Cork County Council has won the local authority category of the European Road Safety Awards 2021. It won the award for its 'Road Safety Virtual Reality Education model', which gives learners an experience of what it is like to be involved in a road accident, the type of behaviour that can lead to an accident, and how to respond safely to an accident.

Figures published recently by the European Commission show that Ireland recorded an average of 30 road deaths per million inhabitants in 2020, joint fifth lowest in the EU, and down from 47 deaths per million in 2010.


A virtual reality initiative, developed by Cork County Council, which simulates what it is like to be a passenger in a fatal crash has won a major European award. The Council’s virtual reality ‘Your Life – Your Choice’ education programme has received gold at the Excellence in Road Safety Awards 2021 in Brussels.

360-degree simulation

Cork County Council began using VR headsets in late 2018 as a way of connecting with young drivers. The VR experience immerses the user in a 360-degree simulation of a fatal crash from the perspective of a front seat passenger.

The pilot programme involved 1,200 students from Co Cork and was spearheaded by Cork County Council Road Safety Officer Caroline Casey, with assistance from West Cork Community Gardai and Leicestershire Fire and Rescue. The headsets were sponsored by Aviva Driving School and the programme has since been rolled out across the entire country, reaching over 10,000 students to date.

The Excellence in Road Safety Awards recognises contributions of the European Road Safety Charter’s community of members towards the common goal of improved road safety across Europe. Cork County Council was one of thirteen finalists chosen by a panel of experts. Applications were submitted by schools, associations, enterprises, local authorities and research centres across Europe.

The Cork county mayor, Cllr Gillian Coughlan, said: "It is fantastic to see Cork County Council being recognised at a European level. This programme is a perfect example of how technology is helping to change people’s behaviour and make our roads safer. It allows drivers to experience a road traffic accident in a safe way. We have to be innovative, work together and learn from each other if we are to continue to reduce the number of fatalities on our roads.”

Chief executive of Cork County Council, Tim Lucey added: "The Virtual Reality programme is targeted at younger drivers, aged 16 to 25 who are among the most vulnerable road users. We know that passenger fatalities are highest in this age group.

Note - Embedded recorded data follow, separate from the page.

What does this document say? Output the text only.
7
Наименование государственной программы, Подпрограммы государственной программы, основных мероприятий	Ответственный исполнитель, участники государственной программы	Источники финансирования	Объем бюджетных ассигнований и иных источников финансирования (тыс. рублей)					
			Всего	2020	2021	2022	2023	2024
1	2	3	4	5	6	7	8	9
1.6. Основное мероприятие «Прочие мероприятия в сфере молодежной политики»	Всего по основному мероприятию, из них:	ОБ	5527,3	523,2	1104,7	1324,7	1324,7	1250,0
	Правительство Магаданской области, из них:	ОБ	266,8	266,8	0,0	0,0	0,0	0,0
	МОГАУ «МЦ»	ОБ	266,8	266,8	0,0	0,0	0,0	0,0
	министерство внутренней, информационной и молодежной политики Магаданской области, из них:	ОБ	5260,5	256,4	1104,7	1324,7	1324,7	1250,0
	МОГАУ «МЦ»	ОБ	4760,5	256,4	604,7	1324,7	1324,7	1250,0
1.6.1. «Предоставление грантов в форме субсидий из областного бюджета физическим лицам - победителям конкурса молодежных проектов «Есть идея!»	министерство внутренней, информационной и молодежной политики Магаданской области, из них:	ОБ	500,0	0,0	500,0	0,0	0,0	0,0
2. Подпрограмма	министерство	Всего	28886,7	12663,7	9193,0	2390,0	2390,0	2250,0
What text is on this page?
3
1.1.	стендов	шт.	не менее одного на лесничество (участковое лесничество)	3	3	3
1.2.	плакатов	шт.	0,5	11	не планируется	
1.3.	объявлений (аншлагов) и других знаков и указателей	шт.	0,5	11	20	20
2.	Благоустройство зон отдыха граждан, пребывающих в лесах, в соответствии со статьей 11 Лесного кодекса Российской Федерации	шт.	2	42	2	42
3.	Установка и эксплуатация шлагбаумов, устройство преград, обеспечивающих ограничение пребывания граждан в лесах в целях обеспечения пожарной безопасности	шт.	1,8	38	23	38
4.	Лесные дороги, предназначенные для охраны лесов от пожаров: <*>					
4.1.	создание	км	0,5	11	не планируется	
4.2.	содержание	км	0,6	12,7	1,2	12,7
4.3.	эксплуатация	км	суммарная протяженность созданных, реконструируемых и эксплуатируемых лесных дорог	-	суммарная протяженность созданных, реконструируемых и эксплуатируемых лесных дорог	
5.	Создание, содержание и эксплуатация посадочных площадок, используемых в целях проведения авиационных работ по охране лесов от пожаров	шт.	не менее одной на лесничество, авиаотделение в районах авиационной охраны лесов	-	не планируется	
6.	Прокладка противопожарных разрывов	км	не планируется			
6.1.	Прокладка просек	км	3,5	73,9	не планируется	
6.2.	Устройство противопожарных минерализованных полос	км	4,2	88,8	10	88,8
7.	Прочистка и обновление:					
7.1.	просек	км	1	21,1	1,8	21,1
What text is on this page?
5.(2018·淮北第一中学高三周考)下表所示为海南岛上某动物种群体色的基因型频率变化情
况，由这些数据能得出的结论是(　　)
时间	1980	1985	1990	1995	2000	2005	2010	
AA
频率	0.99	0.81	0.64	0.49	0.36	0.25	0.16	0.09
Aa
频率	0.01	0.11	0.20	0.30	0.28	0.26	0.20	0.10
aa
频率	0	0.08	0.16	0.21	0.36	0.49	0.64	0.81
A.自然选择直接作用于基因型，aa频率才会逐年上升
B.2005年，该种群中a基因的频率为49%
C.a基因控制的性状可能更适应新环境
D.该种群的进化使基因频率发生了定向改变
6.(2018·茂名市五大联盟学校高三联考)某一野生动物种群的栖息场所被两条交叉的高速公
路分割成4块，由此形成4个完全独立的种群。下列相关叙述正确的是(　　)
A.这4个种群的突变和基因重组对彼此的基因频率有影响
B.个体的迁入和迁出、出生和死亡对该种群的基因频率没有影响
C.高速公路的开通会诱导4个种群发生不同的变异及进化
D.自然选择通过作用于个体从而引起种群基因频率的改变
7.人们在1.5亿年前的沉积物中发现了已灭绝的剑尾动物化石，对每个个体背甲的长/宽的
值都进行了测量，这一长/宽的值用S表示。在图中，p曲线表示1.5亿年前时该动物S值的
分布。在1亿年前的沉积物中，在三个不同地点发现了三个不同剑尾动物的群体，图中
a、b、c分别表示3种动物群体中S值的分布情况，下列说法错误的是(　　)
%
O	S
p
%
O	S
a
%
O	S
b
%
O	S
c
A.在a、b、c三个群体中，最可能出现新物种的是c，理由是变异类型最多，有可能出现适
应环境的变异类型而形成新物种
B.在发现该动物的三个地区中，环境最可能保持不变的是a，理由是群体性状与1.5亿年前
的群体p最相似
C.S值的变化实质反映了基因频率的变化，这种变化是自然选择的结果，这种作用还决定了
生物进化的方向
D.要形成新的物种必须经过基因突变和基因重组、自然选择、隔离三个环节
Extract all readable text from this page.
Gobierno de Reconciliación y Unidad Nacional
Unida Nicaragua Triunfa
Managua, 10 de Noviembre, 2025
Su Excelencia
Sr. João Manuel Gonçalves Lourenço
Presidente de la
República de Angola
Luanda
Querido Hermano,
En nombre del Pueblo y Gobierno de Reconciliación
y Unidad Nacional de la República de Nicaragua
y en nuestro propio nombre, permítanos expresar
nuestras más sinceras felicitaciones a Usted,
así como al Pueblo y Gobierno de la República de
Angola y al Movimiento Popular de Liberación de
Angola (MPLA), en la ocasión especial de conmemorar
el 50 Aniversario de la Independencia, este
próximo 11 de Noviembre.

Change attitude and behaviour

"The VR headsets put the young person in the passenger seat so they can experience the reality of a serious crash. The most important factor for us is that 88% of participants said they would change their attitude and behaviour after taking part in this programme. They began thinking about speeding, the use of mobile phones, wearing a seatbelt and driver distraction.”

Cork County Council was named the overall winner in the local/public authority category. It was up against the Regional Directorate of Education, Madeira, and Transport Infrastructure Ireland. Finalists shortlisted in the other categories were from Spain, Greece, Poland, The Netherlands, Romania and France.

The applications were evaluated against six criteria: impact, measurability, transferability, innovative approach, visibility and continuity. The 13 shortlisted initiatives were focused on delivering road safety through specific measurable actions in their areas of responsibility.